Question

Note Use $\mathrm{\pi }=\frac{22}{7}$, unless stated otherwise.
A man uses a piece of canvas having an area of 551 m², to make a conical tent of base radius 7 m. Assuming that all the stitching margins and wastage incurred while cutting, amount to approximately 1 m², find the volume of the tent that can be made with it.

Answer 1

Area of the canvas = 551 m²
​
Area of the canvas used in stitching margins and wastage incurred while cutting = 1 m²

∴ Area of the canvas used in making the tent = 551 − 1 = 550 m²

Radius of the tent, r = 7 m

Let the slant height and height of the tent be l m and h m, respectively.

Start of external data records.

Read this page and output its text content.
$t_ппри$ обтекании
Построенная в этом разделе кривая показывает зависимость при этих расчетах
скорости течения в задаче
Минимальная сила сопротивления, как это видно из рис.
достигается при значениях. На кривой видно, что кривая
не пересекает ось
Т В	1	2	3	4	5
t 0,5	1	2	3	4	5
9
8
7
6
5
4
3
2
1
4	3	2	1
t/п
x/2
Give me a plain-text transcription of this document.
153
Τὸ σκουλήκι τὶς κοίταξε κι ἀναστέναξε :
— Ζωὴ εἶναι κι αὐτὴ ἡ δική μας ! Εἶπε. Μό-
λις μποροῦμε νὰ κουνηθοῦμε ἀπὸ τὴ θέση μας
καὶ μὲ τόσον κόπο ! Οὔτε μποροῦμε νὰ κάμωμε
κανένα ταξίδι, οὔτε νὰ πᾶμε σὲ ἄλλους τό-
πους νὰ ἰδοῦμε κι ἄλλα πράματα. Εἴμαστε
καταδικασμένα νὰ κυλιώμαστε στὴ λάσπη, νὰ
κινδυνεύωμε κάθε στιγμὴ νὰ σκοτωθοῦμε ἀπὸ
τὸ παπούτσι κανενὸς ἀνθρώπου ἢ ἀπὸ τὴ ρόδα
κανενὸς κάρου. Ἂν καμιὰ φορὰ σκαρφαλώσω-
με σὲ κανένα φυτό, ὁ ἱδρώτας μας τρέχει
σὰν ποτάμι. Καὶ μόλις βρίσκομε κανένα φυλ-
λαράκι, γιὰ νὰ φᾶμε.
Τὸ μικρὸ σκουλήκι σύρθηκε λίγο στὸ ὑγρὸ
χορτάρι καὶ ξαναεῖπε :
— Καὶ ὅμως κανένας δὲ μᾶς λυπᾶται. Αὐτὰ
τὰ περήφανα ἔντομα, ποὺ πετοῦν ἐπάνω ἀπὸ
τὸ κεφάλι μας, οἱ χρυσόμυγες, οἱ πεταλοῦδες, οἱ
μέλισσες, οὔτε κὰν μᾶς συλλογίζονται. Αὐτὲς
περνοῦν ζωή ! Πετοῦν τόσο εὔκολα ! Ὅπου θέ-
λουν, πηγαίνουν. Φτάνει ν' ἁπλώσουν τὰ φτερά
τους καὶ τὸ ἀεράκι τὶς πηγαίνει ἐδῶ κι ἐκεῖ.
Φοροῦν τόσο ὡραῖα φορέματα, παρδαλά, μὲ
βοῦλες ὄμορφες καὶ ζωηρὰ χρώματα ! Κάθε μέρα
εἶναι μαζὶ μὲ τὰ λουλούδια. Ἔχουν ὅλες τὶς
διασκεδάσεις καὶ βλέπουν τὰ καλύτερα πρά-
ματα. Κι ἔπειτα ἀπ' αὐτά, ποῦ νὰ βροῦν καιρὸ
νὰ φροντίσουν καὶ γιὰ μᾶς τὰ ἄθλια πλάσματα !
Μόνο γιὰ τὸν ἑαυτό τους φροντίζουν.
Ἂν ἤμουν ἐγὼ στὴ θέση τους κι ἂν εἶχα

Area of the canvas used in making the tent = 550 m²

$$\begin{gathered} \therefore \mathrm{\pi }rl=550 \\ \Rightarrow \frac{22}{7}\times 7\times l=550 \\ \Rightarrow l=\frac{550}{22}=25\mathrm{m} \end{gathered}$$

Now,

Height of the tent, $h=\sqrt{l^2-r^2}=\sqrt{{25}^2-7^2}=\sqrt{625-49}=\sqrt{576}$ = 24 m

∴ Volume of the tent = $\frac{1}{3}\mathrm{\pi }{r}^{2}h=\frac{1}{3}\times \frac{22}{7}\times {\left(7\right)}^2\times 24$ = 1232 m³

Thus, the volume of the tent that can be made with the given canvas is 1232 m³.